I asked Susan if, as she was becoming Buddhist, did she have many difficulties understanding things? She said yes.

Susan told me it is far better if I relax, and let things come to me. I’m not going to understand everything at once, and I shouldn’t struggle to do so.

Susan said understanding Buddhist teaching “is like rain falling, and seeping into the ground. This happens gradually.”

I really like that metaphor. Rain doesn’t struggle, it just falls from the sky. The earth doesn’t struggle to absorb the rain, it just absorbs the rain, and it does so gradually.

How then, do I relax, when my mind is amazingly chaotic, and extremely hyperactive so much of the time?

The simple answer: meditation.

Is meditation simple? In concept, yes, very simple. In practice, it is quite difficult. Meditation, the Zen Buddhist way.. is sitting. Sitting and breathing. Sometimes those who meditate count their breaths 1-10 then start over. Sometimes they just sit and absorb their breathing. They breathe, and do not allow themselves to be stuck on any thoughts.

Simple to understand the concept, but not at all easy to do, especially for beginners. I know.
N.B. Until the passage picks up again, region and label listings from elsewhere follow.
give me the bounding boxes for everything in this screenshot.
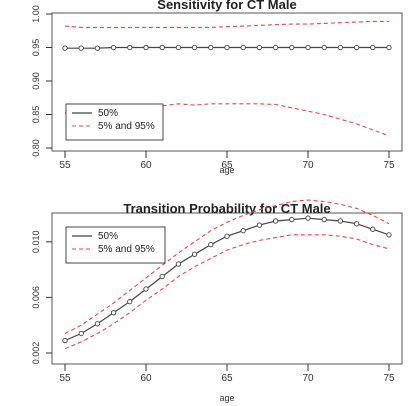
y-tick-label: 1.00 [31, 5, 41, 23]
median-point [272, 218, 279, 224]
median-point [159, 44, 165, 51]
y-tick-label: 0.85 [31, 106, 41, 124]
x-axis-label: age [219, 393, 234, 403]
x-tick-label: 65 [221, 373, 233, 384]
median-point [127, 298, 133, 305]
median-point [127, 44, 133, 51]
transition-probability-panel: Transition Probability for CT Male 55 60 65… [31, 199, 403, 403]
median-point [256, 44, 263, 51]
median-point [110, 44, 117, 51]
median-point [224, 233, 230, 239]
legend-label-band: 5% and 95% [98, 244, 155, 255]
x-tick-label: 65 [221, 160, 233, 171]
x-axis-label: age [219, 165, 234, 175]
x-tick-label: 70 [302, 373, 314, 384]
y-tick-label: 0.010 [31, 231, 41, 254]
median-point [224, 44, 230, 51]
median-point [62, 45, 68, 51]
median-point [175, 44, 182, 51]
median-point [256, 222, 263, 228]
y-tick-label: 0.006 [31, 286, 41, 309]
legend-label-band: 5% and 95% [98, 121, 155, 132]
median-point [62, 337, 68, 344]
x-tick-label: 70 [302, 160, 314, 171]
sensitivity-panel: Sensitivity for CT Male 55 60 65 70 75 age 0.80… [31, 0, 403, 175]
median-point [78, 45, 84, 51]
y-tick-label: 0.95 [31, 39, 41, 57]
median-point [337, 218, 344, 224]
median-point [321, 216, 327, 223]
legend-box [65, 226, 166, 264]
lower-band-line [64, 103, 390, 137]
y-tick-label: 0.80 [31, 139, 41, 157]
median-point [272, 44, 279, 51]
upper-band-line [64, 199, 390, 334]
median-point [321, 44, 327, 51]
median-point [289, 216, 295, 223]
median-point [353, 221, 360, 227]
chart-title: Transition Probability for CT Male [123, 201, 330, 216]
median-point [305, 215, 311, 221]
median-point [370, 44, 376, 51]
chart-title: Sensitivity for CT Male [157, 0, 296, 12]
legend: 50% 5% and 95% [65, 226, 166, 264]
x-tick-label: 75 [383, 160, 395, 171]
median-point [143, 44, 149, 51]
y-tick-label: 0.90 [31, 72, 41, 90]
median-point [337, 44, 344, 51]
median-point [353, 44, 360, 51]
legend: 50% 5% and 95% [65, 103, 164, 141]
median-point [370, 226, 376, 232]
y-tick-label: 0.002 [31, 342, 41, 365]
lower-band-line [64, 234, 390, 350]
x-tick-label: 75 [383, 373, 395, 384]
legend-label-median: 50% [98, 231, 118, 242]
median-point [110, 310, 117, 316]
x-tick-label: 55 [59, 373, 71, 384]
median-point [94, 321, 101, 327]
x-tick-label: 60 [140, 160, 152, 171]
median-point [289, 44, 295, 51]
legend-label-median: 50% [98, 108, 118, 119]
median-point [78, 330, 84, 337]
median-point [240, 44, 246, 51]
median-point [94, 45, 101, 51]
median-point [208, 241, 214, 248]
median-point [191, 44, 198, 51]
x-tick-label: 55 [59, 160, 71, 171]
legend-box [65, 103, 164, 141]
median-point [208, 44, 214, 51]
median-point [175, 261, 182, 267]
median-point [191, 251, 198, 257]
median-point [240, 228, 246, 234]
median-point [386, 232, 392, 238]
median-point [386, 44, 392, 51]
upper-band-line [64, 20, 389, 28]
median-point [143, 286, 149, 292]
median-point [159, 273, 165, 280]
x-tick-label: 60 [140, 373, 152, 384]
median-point [305, 44, 311, 51]
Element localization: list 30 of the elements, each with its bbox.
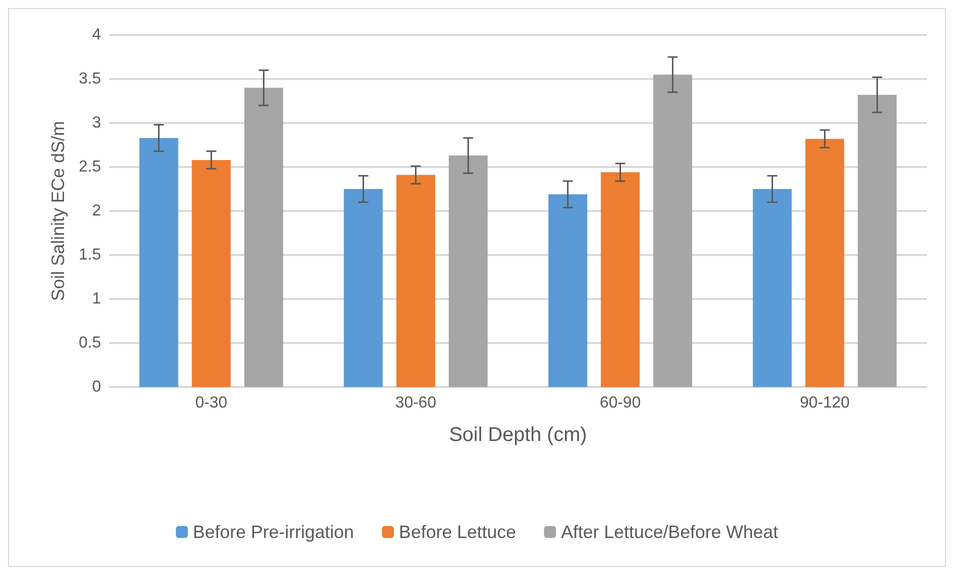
y-tick-label: 2	[92, 202, 102, 220]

I’ve tried.

If I want to understand Buddhist teachings, I need to prepare the ground for the rain.. prepare my mind for understanding. To do so, I need to meditate. Meditation is Buddhism in action, even though one takes action by sitting still.

If I’m going to think of myself as Buddhist, call myself Buddhist, go to a Buddhist group, and indeed be Buddhist, I need to mediate.

If I meditate, I will gradually absorb and understand Buddhist teachings, as the earth absorbs the rain.

Sun Valley Botanical Garden, pond

2 Comments leave one →
  1. January 4, 2015 5:45 AM

    May you be well and happy! Cheers!

    • tomschronicles permalink*
      January 4, 2015 5:17 PM

      Thanks! I just checked out your blog. Beautiful pictures! I’ll go back soon and read what you’ve written.

      May you also be well and happy!